Last summer I ran water from the top of our hill to the horse corral. The hoses leaked and the water pressure was very low, but it worked and I didn't have to haul the heavy 5-gallon water containers up and down the hill.
Since then we have refenced, built a barn, and now the horses are all loose together in the pasture, and drink from the trough at the top of the hill that is in reach of the hose. For awhile we didn't need to carry water down the hill, but our oldest horse is dealing with limited mobility due to her arthritis and we want to make sure she has water down at the barn where she spends most of her time. The others will graze in the far corners of the pasture, but she tends to stay in one general area.
My husband bought a 250-gallon water tank on Craigslist. Our first idea was to put it on a wagon or cart frame, and pull it up the hill to the water faucet to fill it, then pull it down the hill to use. We soon decided that we do not have a trailer/wagon/cart that will hold the weight of the full tank, so it was back to the drawing board.
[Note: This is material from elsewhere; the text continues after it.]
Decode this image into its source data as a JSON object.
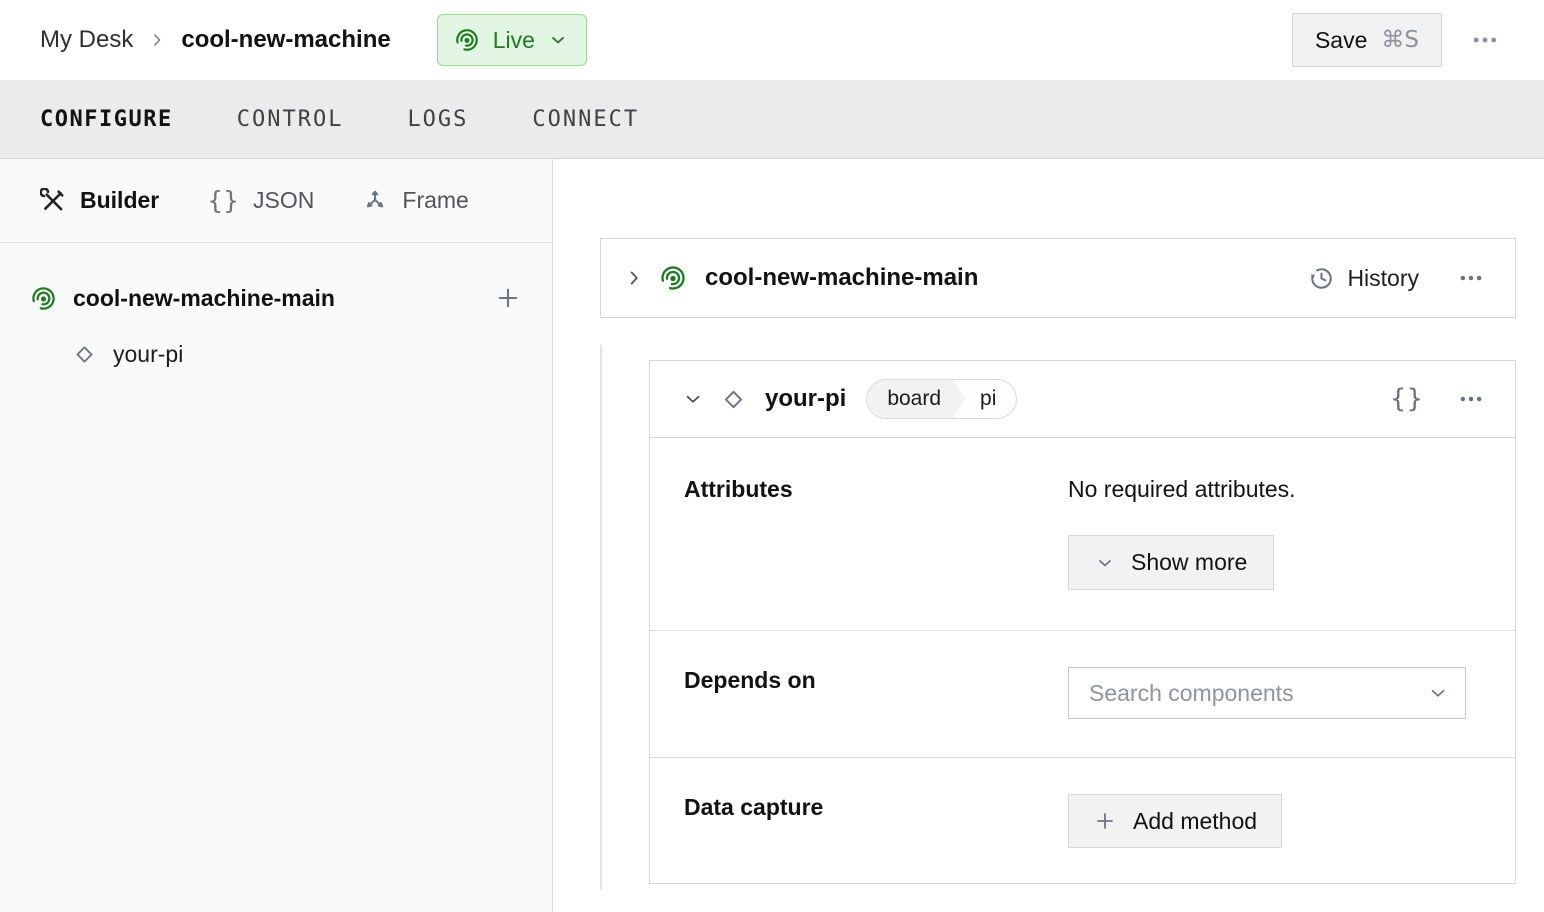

After a lot of thinking and brainstorming, the tank is now installed at the edge of the hilltop. Hoses reach from the faucet to the tank and we keep the tank full. The spigot on the bottom edge of the tank is connected to 3 new hoses, but we still had to add some of the old hoses to the end so it would reach the water trough near the barn - it's a looooong distance. We'll replace the leaky hoses as we are able.
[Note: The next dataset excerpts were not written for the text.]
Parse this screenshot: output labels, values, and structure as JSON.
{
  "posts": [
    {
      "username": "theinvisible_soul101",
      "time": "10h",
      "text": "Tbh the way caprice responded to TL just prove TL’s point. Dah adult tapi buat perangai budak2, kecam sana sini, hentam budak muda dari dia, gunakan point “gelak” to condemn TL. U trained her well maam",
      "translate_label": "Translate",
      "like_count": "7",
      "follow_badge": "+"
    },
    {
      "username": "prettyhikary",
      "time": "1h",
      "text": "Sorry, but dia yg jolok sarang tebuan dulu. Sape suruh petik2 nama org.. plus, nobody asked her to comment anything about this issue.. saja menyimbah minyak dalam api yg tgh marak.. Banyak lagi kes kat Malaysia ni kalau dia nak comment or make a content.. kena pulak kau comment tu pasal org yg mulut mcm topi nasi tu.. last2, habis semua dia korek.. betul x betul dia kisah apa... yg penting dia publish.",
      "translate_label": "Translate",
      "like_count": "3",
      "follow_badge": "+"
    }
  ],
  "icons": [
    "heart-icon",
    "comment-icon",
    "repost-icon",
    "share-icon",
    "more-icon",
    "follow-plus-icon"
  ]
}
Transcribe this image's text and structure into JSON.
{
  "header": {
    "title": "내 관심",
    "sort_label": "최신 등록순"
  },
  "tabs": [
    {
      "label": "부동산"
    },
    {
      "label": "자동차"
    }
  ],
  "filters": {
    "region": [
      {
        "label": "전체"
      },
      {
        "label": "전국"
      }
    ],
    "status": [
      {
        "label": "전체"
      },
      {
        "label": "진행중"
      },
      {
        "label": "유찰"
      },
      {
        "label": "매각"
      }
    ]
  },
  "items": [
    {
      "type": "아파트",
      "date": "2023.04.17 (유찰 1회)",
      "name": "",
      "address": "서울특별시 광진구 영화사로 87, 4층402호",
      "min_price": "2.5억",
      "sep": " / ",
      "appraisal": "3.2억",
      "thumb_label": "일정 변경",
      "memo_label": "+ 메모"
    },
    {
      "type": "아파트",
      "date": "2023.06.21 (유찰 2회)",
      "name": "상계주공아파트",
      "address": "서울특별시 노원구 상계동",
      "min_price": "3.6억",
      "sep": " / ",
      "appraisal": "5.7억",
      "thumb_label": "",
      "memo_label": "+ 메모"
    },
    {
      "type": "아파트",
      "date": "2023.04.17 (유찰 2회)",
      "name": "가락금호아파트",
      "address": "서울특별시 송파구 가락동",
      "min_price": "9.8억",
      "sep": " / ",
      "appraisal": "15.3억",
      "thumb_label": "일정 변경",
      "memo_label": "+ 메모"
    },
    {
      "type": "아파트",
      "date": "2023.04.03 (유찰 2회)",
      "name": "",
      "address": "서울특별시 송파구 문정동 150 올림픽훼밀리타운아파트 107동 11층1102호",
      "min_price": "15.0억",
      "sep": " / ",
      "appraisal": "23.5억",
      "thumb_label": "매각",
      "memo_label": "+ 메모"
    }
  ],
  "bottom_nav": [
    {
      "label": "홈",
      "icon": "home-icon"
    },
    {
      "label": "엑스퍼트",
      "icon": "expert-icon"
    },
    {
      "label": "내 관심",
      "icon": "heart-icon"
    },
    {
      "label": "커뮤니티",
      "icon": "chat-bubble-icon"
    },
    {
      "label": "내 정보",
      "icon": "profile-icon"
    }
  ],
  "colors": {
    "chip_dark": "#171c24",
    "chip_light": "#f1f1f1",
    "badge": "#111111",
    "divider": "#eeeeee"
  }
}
To be more self-sufficient, we should probably have situated the tank under the downspout of a building, and use the faucet as a supplemental water source to fill the tank. We may do that in the future; for now, every downspout has a barrel or trough or other container under it already so rain isn't wasted - unless it's a gullywasher and overflows the containers. We had several of those this week; rain in September in Oklahoma is a true blessing.